Quote from tomahawk:
I'm trying to recall who here had the theory - might be Volente or Pekelo. You might want to reach out to one or both of them to get the official rules.
Anyway, good job and thanks for sharing your work.
No problem.
I know that I heard it from Volente first. I believe he sent me some links on it as well, but I can`t seem to find them now. One was from Niederhoffer and the other from Quantifiable Edges if I remember correctly.
Both were studies on T-days, but the way Volente presented it did not necessarily claim that the day ended positive, but that if it was red at one point, there was high odds for a large positive move sometime during the day bringing it back towards the green or only a slightly red day/unchange. I also think that if there is a great bull run in the start of the day, but we revert back to the open, that is recognized as a T-day as well.
I`m sure he`s reading here, so I hope he`ll chime in.
Quote from bigsnack:
Awesome stats LF, thanks!
I'm actually in the middle of a project where I am tracking market open prices against opening TICK values to see if certain market behavior is more / less likely. This is right up my alley at the moment, thanks for sharing.
Sure, no problem, brother.
Sounds interesting. What are you using for your studies?

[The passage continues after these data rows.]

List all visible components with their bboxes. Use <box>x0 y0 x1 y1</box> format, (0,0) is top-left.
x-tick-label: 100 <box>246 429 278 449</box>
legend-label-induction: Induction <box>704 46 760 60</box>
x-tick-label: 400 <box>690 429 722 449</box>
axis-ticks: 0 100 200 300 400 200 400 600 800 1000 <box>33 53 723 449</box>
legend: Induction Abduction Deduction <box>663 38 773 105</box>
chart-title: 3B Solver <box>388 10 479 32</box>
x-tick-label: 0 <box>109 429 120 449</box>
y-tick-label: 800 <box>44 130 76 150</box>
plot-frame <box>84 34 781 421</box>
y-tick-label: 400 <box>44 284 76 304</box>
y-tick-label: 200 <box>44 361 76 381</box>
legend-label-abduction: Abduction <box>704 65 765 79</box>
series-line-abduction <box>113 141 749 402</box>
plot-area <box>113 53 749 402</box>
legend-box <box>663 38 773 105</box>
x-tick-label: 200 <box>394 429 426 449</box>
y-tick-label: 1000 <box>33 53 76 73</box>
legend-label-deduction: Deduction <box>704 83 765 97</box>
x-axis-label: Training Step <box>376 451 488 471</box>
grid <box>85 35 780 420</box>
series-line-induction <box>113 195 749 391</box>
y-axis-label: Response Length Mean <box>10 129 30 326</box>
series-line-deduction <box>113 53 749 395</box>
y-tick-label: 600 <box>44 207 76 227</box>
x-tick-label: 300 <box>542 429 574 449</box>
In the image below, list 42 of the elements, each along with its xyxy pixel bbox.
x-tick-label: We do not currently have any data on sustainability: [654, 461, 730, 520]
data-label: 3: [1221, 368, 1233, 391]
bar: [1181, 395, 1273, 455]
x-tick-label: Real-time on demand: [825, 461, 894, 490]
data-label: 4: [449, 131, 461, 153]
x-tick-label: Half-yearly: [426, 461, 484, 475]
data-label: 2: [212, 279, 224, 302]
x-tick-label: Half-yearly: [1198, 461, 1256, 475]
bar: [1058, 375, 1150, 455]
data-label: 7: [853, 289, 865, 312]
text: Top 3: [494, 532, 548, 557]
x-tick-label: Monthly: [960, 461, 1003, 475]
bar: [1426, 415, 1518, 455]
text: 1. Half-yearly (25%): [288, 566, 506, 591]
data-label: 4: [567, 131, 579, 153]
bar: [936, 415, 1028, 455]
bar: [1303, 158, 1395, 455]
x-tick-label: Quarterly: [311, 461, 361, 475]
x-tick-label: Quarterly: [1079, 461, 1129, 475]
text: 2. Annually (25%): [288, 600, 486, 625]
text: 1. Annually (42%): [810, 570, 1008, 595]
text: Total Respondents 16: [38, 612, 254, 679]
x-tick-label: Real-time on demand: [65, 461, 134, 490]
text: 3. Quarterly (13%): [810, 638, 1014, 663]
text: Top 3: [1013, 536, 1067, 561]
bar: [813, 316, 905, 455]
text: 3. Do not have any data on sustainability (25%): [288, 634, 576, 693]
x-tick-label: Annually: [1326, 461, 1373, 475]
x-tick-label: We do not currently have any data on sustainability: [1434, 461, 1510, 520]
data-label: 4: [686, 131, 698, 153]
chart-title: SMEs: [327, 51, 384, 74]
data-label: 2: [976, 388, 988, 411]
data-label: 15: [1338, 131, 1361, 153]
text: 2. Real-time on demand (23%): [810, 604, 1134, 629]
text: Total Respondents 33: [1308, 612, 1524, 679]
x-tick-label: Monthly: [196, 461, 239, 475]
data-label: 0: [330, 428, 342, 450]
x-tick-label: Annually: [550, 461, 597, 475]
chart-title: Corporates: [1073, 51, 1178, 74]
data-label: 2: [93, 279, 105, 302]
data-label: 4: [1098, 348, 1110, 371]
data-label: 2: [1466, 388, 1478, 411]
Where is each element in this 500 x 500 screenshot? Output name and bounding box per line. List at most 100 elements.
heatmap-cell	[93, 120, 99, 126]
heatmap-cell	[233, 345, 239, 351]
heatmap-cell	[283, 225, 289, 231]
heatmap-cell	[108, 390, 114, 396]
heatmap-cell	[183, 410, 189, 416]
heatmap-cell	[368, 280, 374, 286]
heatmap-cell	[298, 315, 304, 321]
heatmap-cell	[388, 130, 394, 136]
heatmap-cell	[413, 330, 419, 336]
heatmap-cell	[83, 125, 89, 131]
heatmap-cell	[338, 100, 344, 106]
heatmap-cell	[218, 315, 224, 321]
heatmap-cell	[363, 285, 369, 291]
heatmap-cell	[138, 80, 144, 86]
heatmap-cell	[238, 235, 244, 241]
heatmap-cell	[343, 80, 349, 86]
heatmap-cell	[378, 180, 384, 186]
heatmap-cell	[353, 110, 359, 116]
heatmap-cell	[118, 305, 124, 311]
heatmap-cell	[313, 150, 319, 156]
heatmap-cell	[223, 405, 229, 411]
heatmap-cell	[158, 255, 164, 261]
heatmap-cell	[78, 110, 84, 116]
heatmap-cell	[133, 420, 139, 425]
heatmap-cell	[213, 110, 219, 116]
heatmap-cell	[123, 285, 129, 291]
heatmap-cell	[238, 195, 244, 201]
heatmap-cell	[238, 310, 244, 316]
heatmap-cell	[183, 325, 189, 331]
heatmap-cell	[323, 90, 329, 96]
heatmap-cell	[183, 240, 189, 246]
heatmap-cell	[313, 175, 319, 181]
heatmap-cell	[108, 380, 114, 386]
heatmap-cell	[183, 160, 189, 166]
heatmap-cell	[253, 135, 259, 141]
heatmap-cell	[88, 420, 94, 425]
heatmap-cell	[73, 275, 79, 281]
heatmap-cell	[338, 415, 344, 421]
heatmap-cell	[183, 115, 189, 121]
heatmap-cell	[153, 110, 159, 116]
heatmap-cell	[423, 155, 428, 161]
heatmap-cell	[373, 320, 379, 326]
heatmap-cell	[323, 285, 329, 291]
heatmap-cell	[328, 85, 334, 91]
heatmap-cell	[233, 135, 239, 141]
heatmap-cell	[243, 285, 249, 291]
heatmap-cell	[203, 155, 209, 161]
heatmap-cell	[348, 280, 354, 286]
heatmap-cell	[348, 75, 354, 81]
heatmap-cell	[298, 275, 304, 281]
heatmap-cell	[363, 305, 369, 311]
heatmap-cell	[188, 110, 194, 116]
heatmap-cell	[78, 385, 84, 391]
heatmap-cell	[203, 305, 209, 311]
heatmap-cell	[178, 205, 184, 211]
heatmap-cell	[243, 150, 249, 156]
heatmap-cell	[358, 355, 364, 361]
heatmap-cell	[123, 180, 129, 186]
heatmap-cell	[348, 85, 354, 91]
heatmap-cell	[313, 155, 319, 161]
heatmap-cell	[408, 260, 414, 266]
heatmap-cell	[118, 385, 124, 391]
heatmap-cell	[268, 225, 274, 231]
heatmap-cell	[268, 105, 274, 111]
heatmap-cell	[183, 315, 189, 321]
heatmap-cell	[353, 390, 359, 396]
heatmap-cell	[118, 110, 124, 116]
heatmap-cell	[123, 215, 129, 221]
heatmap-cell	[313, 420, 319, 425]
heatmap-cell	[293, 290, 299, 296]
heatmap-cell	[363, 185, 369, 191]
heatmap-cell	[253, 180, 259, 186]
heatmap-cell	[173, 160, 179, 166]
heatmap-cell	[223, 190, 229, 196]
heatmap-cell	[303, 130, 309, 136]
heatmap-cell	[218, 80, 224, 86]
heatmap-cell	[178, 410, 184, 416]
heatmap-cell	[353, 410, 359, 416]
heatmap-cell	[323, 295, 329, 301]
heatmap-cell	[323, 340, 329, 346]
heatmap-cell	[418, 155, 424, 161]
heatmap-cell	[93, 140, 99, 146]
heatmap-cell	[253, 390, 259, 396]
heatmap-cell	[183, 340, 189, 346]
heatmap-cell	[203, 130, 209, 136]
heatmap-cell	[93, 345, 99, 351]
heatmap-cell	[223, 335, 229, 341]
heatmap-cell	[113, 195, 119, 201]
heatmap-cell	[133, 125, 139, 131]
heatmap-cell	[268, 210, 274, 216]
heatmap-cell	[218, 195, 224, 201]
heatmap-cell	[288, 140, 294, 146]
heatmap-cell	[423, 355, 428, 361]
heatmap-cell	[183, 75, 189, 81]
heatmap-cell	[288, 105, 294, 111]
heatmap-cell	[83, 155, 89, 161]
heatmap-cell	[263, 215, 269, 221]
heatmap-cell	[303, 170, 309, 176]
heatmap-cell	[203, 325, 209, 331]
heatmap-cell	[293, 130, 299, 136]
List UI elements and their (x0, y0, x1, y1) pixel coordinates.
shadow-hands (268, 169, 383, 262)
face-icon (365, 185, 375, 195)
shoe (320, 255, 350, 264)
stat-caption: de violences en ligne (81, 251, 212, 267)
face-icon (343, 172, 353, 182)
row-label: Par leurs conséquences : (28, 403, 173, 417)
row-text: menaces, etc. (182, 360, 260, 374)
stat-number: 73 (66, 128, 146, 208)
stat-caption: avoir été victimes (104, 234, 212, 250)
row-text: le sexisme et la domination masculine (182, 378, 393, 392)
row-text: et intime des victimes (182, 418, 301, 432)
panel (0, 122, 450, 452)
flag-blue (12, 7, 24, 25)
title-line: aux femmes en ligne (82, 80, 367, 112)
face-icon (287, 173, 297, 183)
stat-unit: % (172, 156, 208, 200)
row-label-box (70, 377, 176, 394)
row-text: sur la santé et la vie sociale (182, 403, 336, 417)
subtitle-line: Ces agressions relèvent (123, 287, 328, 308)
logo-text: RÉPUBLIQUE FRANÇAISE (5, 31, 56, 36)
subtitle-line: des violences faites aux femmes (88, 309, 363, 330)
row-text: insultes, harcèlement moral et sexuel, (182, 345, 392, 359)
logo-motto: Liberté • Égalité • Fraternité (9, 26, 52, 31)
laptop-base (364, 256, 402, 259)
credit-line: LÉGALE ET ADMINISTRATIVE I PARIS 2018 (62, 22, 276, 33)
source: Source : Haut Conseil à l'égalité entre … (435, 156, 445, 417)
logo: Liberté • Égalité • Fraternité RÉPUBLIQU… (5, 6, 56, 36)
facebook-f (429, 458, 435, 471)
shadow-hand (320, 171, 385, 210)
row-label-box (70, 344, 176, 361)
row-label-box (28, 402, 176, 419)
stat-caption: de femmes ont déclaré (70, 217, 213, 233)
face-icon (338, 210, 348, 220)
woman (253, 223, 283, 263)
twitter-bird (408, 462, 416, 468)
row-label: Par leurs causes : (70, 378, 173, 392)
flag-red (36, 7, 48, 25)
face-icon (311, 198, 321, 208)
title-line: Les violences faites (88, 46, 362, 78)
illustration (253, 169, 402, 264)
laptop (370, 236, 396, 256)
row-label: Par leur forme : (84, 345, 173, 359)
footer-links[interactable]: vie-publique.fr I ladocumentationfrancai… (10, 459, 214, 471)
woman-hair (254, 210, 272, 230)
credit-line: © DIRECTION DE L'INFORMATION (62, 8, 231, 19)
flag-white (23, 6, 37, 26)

I`ve done all my work in Excel for now and pretty much picked up how to do it from Steenbarger`s last book. If you did not already, I recommend you to check out his
blog. He did a lot of historical studies on the market and was also a big fan of using the TICK as an intraday indicator. Not sure if it was his idea, but he created an indicator called the
cumulative TICK which also may be worth looking into.